Think of sculpture which for thousands of years has been about manipulating a hard, dense material to create the sensation of soft, pliable surfaces. In recent times, artists making soft sculptures have used fabrics and flexible materials to visualize the opposite.

Rolled and inked paper roses

Surprises

Sometimes the visual appearance belies the texture and the viewer gets a surprise on touching the object. Or distance mystifies the amount of texture in a surface. Think of electron microscopy revealing the unseen textures of surfaces beyond our imagination. The smooth steel of a knife blade revealed as pitted and layered as a rocky sandstone. Here is the fractal universe displayed.

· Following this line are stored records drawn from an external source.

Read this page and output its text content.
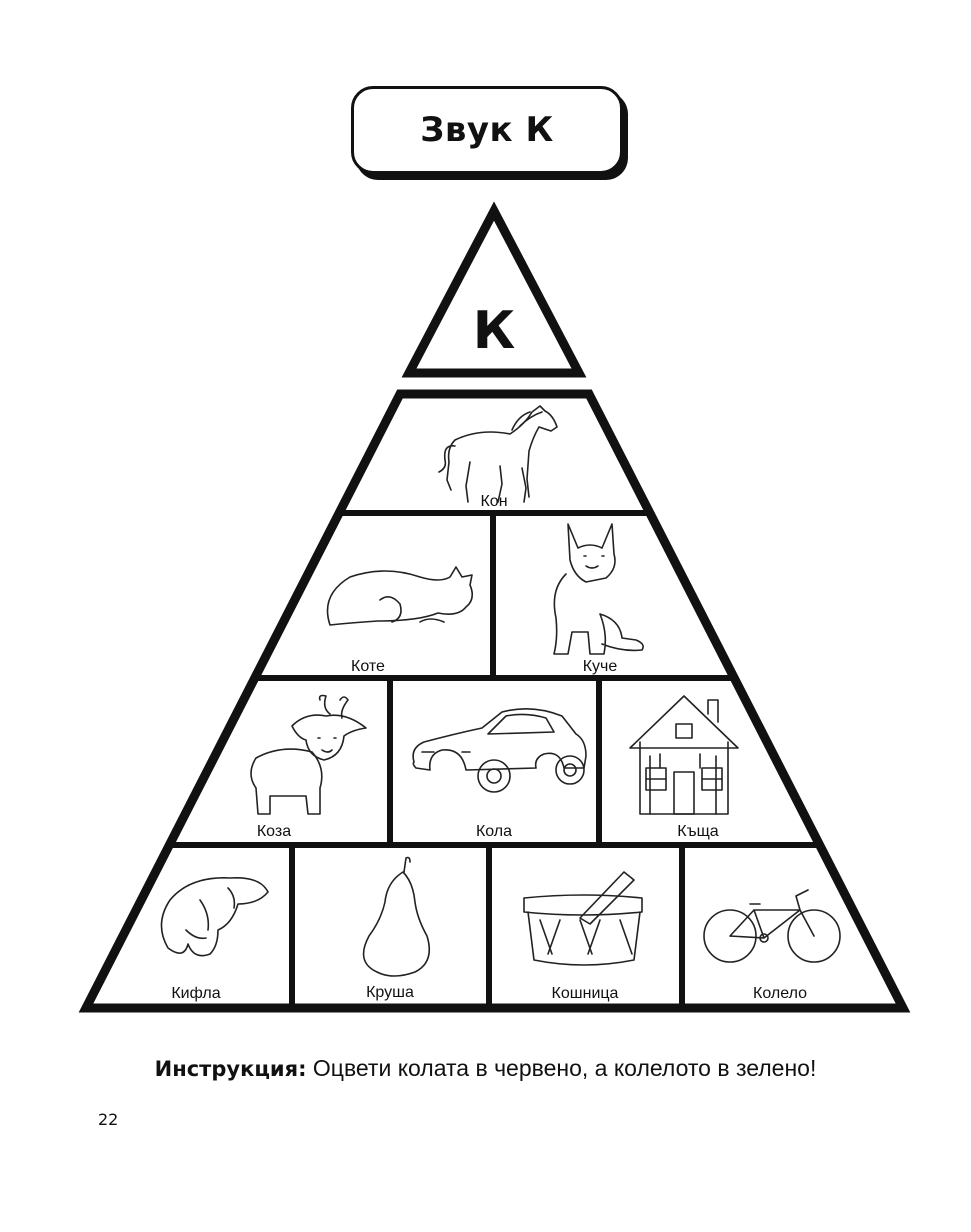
Звук К
К
Кон
Коте	Куче
Коза	Кола	Къща
Кифла	Круша	Кошница	Колело
Инструкция: Оцвети колата в червено, а колелото в зелено!
22
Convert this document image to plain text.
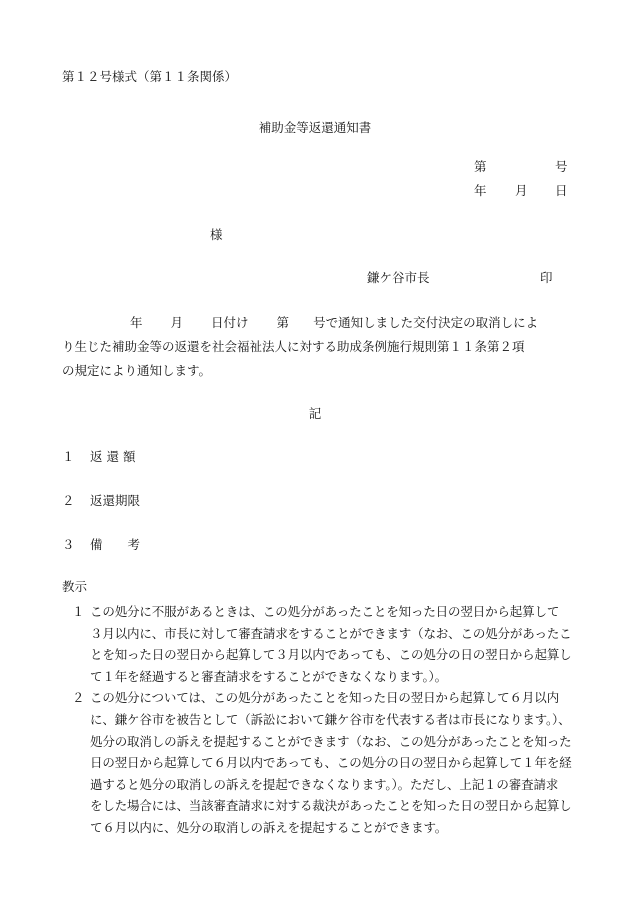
第１２号様式（第１１条関係）
補助金等返還通知書
第	号
年 月 日
様
鎌ケ谷市長	印
年 月 日付け 第 号で通知しました交付決定の取消しによ
り生じた補助金等の返還を社会福祉法人に対する助成条例施行規則第１１条第２項
の規定により通知します。
記
１ 返 還 額
２ 返還期限
３ 備　　考
教示
１ この処分に不服があるときは、この処分があったことを知った日の翌日から起算して
３月以内に、市長に対して審査請求をすることができます（なお、この処分があったこ
とを知った日の翌日から起算して３月以内であっても、この処分の日の翌日から起算し
て１年を経過すると審査請求をすることができなくなります。）。
２ この処分については、この処分があったことを知った日の翌日から起算して６月以内
に、鎌ケ谷市を被告として（訴訟において鎌ケ谷市を代表する者は市長になります。）、
処分の取消しの訴えを提起することができます（なお、この処分があったことを知った
日の翌日から起算して６月以内であっても、この処分の日の翌日から起算して１年を経
過すると処分の取消しの訴えを提起できなくなります。）。ただし、上記１の審査請求
をした場合には、当該審査請求に対する裁決があったことを知った日の翌日から起算し
て６月以内に、処分の取消しの訴えを提起することができます。
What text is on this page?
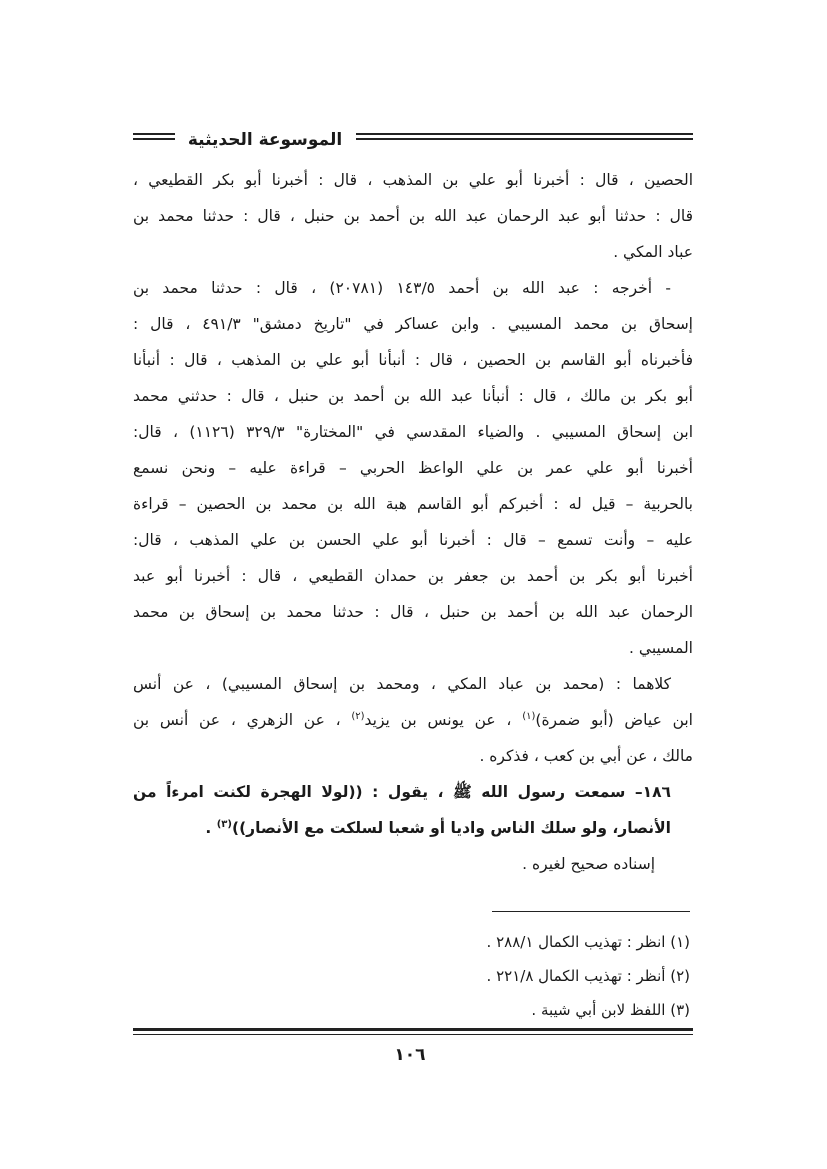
الموسوعة الحديثية
الحصين ، قال : أخبرنا أبو علي بن المذهب ، قال : أخبرنا أبو بكر القطيعي ،
قال : حدثنا أبو عبد الرحمان عبد الله بن أحمد بن حنبل ، قال : حدثنا محمد بن
عباد المكي .
- أخرجه : عبد الله بن أحمد ١٤٣/٥ (٢٠٧٨١) ، قال : حدثنا محمد بن
إسحاق بن محمد المسيبي . وابن عساكر في "تاريخ دمشق" ٤٩١/٣ ، قال :
فأخبرناه أبو القاسم بن الحصين ، قال : أنبأنا أبو علي بن المذهب ، قال : أنبأنا
أبو بكر بن مالك ، قال : أنبأنا عبد الله بن أحمد بن حنبل ، قال : حدثني محمد
ابن إسحاق المسيبي . والضياء المقدسي في "المختارة" ٣٢٩/٣ (١١٢٦) ، قال:
أخبرنا أبو علي عمر بن علي الواعظ الحربي – قراءة عليه – ونحن نسمع
بالحربية – قيل له : أخبركم أبو القاسم هبة الله بن محمد بن الحصين – قراءة
عليه – وأنت تسمع – قال : أخبرنا أبو علي الحسن بن علي المذهب ، قال:
أخبرنا أبو بكر بن أحمد بن جعفر بن حمدان القطيعي ، قال : أخبرنا أبو عبد
الرحمان عبد الله بن أحمد بن حنبل ، قال : حدثنا محمد بن إسحاق بن محمد
المسيبي .
كلاهما : (محمد بن عباد المكي ، ومحمد بن إسحاق المسيبي) ، عن أنس
ابن عياض (أبو ضمرة)$^{(١)}$ ، عن يونس بن يزيد$^{(٢)}$ ، عن الزهري ، عن أنس بن
مالك ، عن أبي بن كعب ، فذكره .
١٨٦– سمعت رسول الله ﷺ ، يقول : ((لولا الهجرة لكنت امرءاً من
الأنصار، ولو سلك الناس واديا أو شعبا لسلكت مع الأنصار))$^{(٣)}$ .
إسناده صحيح لغيره .
(١) انظر : تهذيب الكمال ٢٨٨/١ .
(٢) أنظر : تهذيب الكمال ٢٢١/٨ .
(٣) اللفظ لابن أبي شيبة .
١٠٦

Texture might be a function of randomness – spraying, splattering, combing, cross hatching.

Jayn at Hearst Castle

Photo Credit: James Coburn

Texture in Music

When I think of texture as it applies to music, I think of layering of instruments and the repetition of motifs or phrases with different instruments. Perhaps resonance is an equivalent of texture, or vibrato in a voice. Anything that adds interest and depth to the music might be termed adding texture.

In Writing

I like to think of texture in writing as creating a sensory experience with the words. Texture might be filling in visual background detail (but not so much that it detracts from the progression of the story) or imbuing minor characters with different voices or quirks. It is a way of adding interest.

It also might be created through manipulating word sounds – so that it is revealed viscerally through reading aloud. Read “Harry Potter” aloud, or indeed any of J.K. Rowling’s work aloud. It changes the experience. The addition or absence of sibilance, the repetition of certain sounds or words, the cadence of dialects revealed – that is texture at work.

Creating Texture

Sometimes texture is inherent in the material like marble countertops, granite building blocks, woodgrain, or honey comb candy. If not, and it is desired for interest and depth, then it must be added.

The illusion of texture can be created with lines, including cross hatching, shapes and repetition, and shadowing or shading. I have created the illusion of texture with lighting – using gobos and angles to cast shadows.

Multiple textures actual and implied

Actual texture can be created by adding material, removing material (think carving or burn out lace) or manipulating material, either in the construction process (like crochet or tatting, weaving or impressing into clay) or with a finished base (like ironing in pleats, gathering or folding).

Layout using textures and vintage photo

Texture added with pleated paper, crumpling and sequin embellishments to the sense of texture created by the differently scaled prints.